À cela, le conseil étudiant a réagi en apportant du crédit à cette accusation portée contre moi, écrivant : “Malheureusement, le pouvoir que certains professeurs exercent sur les étudiants est tel que ces derniers n’osent pas réagir. (…) Nous vous laissons également réfléchir là-dessus.” Et jusqu’ici, c’est en vain que j’ai dénoncé ces accusations publiques scandaleuses portées contre moi. Je continue à espérer que le préjudice subi de ce fait sera enfin reconnu, car mon honneur professionnel a été gravement mis en cause.
Comment avez-vous réagi ?
Comme je n’obtenais pas de réponse de ma hiérarchie, j’ai commencé à m’exprimer dans la presse par rapport à ce qui m’arrivait. J’estimais que j’avais le droit de communiquer sur ce dont j’étais victime, du fait de mes engagements laïques – car c’est de toute évidence ça le problème, en réalité, pour mes agresseurs, et non la manière dont j’exerce mon métier. Mais c’est ce qui permet aujourd’hui au conseil étudiant d’affirmer que je nuis à la sérénité de l’ambiance dans mon école ! À cause de moi, l’école serait divisée entre ceux qui me soutiennent et ceux qui ne me soutiennent pas. Nous sommes en pleine inversion des rôles, c’est assez prodigieux.
Vous êtes-vous sentie menacée dans toute cette histoire ?
Je l’ai été, factuellement. Il y a eu des menaces publiquement écrites. Je ne me suis pas sentie menacée dans l’immédiat, puisqu’au moment où les faits ont commencé, les cours se tenaient déjà à distance. Je n’allais donc plus sur mon lieu de travail. En plus, mi-janvier, suite à la dernière accusation de comportement xénophobe portée contre moi, j’ai été mise en incapacité de travail, donc je suis doublement préservée. Mais le fait est que je ne peux plus envisager une seconde de remettre un orteil dans mon école. À la fois parce que tout le monde connaît mon visage et mes horaires de cours, et que c’est donc très facile pour quelqu’un de mal intentionné de me retrouver. Mais également parce que l’ambiance est devenue extrêmement délétère avec mes collègues et ma hiérarchie.
La publication sur votre page Facebook d’une caricature représentant deux terroristes islamistes armés d’un sabre, devant l’entrée de l’école, pour vous “rencontrer” a remis le feu aux poudres. Pourquoi l’avoir publiée ?

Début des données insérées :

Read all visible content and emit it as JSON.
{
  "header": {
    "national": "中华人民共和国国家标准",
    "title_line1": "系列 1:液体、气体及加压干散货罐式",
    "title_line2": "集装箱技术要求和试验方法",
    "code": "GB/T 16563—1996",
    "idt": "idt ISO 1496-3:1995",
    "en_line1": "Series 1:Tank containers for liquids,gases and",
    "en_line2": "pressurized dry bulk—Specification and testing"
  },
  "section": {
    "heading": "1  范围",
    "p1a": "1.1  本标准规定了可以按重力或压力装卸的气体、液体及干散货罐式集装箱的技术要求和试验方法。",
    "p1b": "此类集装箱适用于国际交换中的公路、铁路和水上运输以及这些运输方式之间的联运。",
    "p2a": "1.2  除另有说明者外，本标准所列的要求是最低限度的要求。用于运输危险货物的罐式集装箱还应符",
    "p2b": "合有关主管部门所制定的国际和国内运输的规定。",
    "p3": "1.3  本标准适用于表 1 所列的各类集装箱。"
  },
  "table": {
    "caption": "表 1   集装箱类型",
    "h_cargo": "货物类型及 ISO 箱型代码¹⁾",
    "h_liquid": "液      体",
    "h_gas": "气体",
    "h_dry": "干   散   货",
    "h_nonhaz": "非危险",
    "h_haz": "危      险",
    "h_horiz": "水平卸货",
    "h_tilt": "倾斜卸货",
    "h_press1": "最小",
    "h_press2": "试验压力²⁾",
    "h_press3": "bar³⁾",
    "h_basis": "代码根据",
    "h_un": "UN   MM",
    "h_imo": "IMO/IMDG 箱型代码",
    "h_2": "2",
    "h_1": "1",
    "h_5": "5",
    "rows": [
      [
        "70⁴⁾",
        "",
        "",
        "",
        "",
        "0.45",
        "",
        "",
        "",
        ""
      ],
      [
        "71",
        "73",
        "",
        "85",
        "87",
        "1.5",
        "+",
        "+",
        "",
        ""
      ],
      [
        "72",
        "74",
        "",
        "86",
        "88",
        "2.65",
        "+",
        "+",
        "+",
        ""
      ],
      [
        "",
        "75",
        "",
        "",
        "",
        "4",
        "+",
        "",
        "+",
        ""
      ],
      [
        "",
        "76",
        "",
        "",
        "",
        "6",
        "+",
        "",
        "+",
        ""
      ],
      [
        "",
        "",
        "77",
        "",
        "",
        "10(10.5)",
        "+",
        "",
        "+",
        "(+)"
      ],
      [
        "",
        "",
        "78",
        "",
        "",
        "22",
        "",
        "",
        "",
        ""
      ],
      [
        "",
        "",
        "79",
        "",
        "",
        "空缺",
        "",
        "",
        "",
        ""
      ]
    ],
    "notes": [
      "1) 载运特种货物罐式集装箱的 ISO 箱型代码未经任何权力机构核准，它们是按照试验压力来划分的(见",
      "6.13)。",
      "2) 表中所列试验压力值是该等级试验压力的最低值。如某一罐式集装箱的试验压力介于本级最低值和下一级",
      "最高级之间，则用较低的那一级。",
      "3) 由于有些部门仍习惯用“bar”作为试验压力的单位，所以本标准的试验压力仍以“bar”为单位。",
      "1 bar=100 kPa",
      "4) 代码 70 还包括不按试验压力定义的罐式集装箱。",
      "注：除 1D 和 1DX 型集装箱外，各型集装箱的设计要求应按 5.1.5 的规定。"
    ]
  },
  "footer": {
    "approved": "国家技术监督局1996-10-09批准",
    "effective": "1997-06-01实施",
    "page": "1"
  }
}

En fait, je n’ai pas publié la caricature, mais l’article. La publication du dessin vient en prime : quand on publie un article sur Facebook, une image s’affiche automatiquement, sans qu’on le veuille. J’ai partagé cet article parce que c’est à ça que sert notamment ma page Facebook : communiquer sur ce qui fait mon actualité, puisque je suis également une personnalité publique. Je relaie quand il y a des articles qui parlent de moi, en bien comme en mal. Et je trouve assez intéressant que ce soit une caricature qui fasse tant de bruit, d’autant plus si l’on met ça en perspective avec ce que je vis depuis cinq mois : je ne peux m’empêcher de faire le lien avec d’autres caricatures. Décidément, le droit à la satire passe mal, de nos jours !

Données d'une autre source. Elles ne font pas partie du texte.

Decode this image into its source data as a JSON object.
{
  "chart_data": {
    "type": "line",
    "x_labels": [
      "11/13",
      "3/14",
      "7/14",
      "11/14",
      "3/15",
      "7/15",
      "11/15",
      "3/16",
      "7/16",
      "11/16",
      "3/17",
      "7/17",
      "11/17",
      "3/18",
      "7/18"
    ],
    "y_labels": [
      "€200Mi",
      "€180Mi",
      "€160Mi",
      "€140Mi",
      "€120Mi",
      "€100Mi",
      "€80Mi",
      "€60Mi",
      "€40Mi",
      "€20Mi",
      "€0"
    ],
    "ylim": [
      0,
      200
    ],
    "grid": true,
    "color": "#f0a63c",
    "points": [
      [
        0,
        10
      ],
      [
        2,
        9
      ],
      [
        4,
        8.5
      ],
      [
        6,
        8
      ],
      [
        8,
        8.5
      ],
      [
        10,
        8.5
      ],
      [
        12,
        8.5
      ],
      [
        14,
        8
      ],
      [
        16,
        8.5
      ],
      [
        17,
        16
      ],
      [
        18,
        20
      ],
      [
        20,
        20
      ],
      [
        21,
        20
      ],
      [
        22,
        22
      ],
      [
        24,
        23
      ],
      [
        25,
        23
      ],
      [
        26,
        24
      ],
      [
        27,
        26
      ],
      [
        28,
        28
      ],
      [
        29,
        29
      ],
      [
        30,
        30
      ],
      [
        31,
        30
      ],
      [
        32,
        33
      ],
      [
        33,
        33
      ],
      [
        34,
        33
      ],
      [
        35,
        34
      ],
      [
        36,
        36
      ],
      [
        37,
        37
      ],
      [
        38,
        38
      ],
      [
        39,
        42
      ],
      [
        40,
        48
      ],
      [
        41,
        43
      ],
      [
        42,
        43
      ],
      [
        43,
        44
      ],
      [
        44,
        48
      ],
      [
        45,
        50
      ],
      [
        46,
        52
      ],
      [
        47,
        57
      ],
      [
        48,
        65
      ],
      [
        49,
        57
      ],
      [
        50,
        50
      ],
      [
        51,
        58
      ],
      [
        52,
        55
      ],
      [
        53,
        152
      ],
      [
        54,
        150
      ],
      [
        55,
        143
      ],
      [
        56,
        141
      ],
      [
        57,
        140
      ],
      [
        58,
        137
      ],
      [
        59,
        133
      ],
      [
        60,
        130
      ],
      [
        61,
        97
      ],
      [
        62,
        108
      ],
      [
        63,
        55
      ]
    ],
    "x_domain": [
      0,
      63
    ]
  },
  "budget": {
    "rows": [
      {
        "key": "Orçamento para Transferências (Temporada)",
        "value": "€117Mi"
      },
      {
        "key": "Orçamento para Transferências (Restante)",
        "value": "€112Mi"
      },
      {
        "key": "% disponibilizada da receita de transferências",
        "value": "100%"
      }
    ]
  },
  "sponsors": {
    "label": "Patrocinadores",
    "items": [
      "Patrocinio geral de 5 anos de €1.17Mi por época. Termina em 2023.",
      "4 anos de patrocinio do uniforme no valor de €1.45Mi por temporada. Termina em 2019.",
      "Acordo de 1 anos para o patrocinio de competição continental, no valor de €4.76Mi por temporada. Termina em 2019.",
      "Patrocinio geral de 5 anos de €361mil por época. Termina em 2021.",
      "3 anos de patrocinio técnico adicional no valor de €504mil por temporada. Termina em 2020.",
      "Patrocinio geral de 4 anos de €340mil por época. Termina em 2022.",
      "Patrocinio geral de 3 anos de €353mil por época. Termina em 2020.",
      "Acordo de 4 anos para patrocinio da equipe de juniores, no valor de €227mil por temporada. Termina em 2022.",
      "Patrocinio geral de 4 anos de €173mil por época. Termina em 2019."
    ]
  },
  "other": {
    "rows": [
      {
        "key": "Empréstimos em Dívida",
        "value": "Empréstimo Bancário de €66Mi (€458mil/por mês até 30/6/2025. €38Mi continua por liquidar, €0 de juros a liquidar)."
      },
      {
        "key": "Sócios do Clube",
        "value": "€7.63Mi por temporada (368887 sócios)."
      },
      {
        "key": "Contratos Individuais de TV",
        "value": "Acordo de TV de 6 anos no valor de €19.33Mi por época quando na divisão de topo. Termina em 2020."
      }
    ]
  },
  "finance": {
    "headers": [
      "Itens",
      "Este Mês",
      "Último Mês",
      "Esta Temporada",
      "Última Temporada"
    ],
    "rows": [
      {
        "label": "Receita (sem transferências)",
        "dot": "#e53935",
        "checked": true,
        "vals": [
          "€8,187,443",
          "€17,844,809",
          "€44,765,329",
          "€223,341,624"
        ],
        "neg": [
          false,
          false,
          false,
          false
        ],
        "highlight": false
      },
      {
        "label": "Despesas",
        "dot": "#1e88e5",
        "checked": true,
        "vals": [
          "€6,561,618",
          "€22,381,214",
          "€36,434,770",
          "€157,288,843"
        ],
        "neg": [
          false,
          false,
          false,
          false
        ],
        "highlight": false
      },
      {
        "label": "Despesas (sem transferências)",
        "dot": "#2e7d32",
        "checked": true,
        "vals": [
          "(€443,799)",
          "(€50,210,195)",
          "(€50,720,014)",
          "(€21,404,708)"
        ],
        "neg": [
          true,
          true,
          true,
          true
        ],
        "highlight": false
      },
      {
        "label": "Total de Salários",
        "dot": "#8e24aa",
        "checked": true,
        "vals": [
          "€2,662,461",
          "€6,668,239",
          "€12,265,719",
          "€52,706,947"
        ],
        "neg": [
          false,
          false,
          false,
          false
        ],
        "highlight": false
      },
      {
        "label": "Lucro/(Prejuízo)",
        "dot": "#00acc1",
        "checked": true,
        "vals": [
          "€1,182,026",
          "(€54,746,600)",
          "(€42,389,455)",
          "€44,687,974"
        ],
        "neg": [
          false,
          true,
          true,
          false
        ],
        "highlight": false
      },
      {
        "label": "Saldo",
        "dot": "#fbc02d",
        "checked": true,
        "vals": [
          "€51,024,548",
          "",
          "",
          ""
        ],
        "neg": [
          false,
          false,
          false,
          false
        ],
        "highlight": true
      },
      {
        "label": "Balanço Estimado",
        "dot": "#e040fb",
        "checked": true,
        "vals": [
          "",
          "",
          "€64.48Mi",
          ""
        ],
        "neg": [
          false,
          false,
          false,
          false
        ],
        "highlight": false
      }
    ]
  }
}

Pour finir, il vous a été demandé de retirer la vidéo d’une interview donnée à l’Observatoire du décolonialisme, dans laquelle vous critiquiez certains de vos collègues. Vous dites notamment qu’ils sont “incapables de faire la différence entre les idées que je défends et les menaces qui pèsent sur moi aujourd’hui. Ce qui est quand même très grave”. Comprenez-vous cette demande ?
C’est un fait, je ne l’invente pas de toutes pièces. Une de mes collègues m’a écrit dès le mois d’octobre afin de me dire que beaucoup de mes collègues pensaient que j’étais effectivement raciste et islamophobe. C’est une évidence que si certains de mes collègues ne me défendent pas, c’est à cause de mes conceptions laïques, qu’ils assimilent à de l’”islamophobie”. Le conseil étudiant, lui-même, se prend les pieds dans le tapis dans son communiqué, illustrant à merveille cette confusion lorsqu’ils disent qu’il y a d’un côté les professeurs qui me soutiennent et de l’autre ceux qui n’ont pas de problème avec le port de signes religieux. Ils prouvent ainsi qu’ils n’ont rien compris.
Ce que j’aurais trouvé normal, c’est de recevoir un soutien collégial massif, non pas pour les idées que je défends, mais parce que j’étais attaquée et menacée, et d’une manière suffisamment sérieuse pour que Wallonie-Bruxelles Enseignement ait également porté plainte contre mes agresseurs. La question n’est pas de savoir si on est d’accord avec l’interdiction du port du voile à l’école ou non, mais c’est plutôt si on a le droit de traîner dans la boue une enseignante qui fait bien son boulot, puisque mes évaluations sont excellentes, sous prétexte que les idées que je défends par ailleurs ne plaisent pas à certains.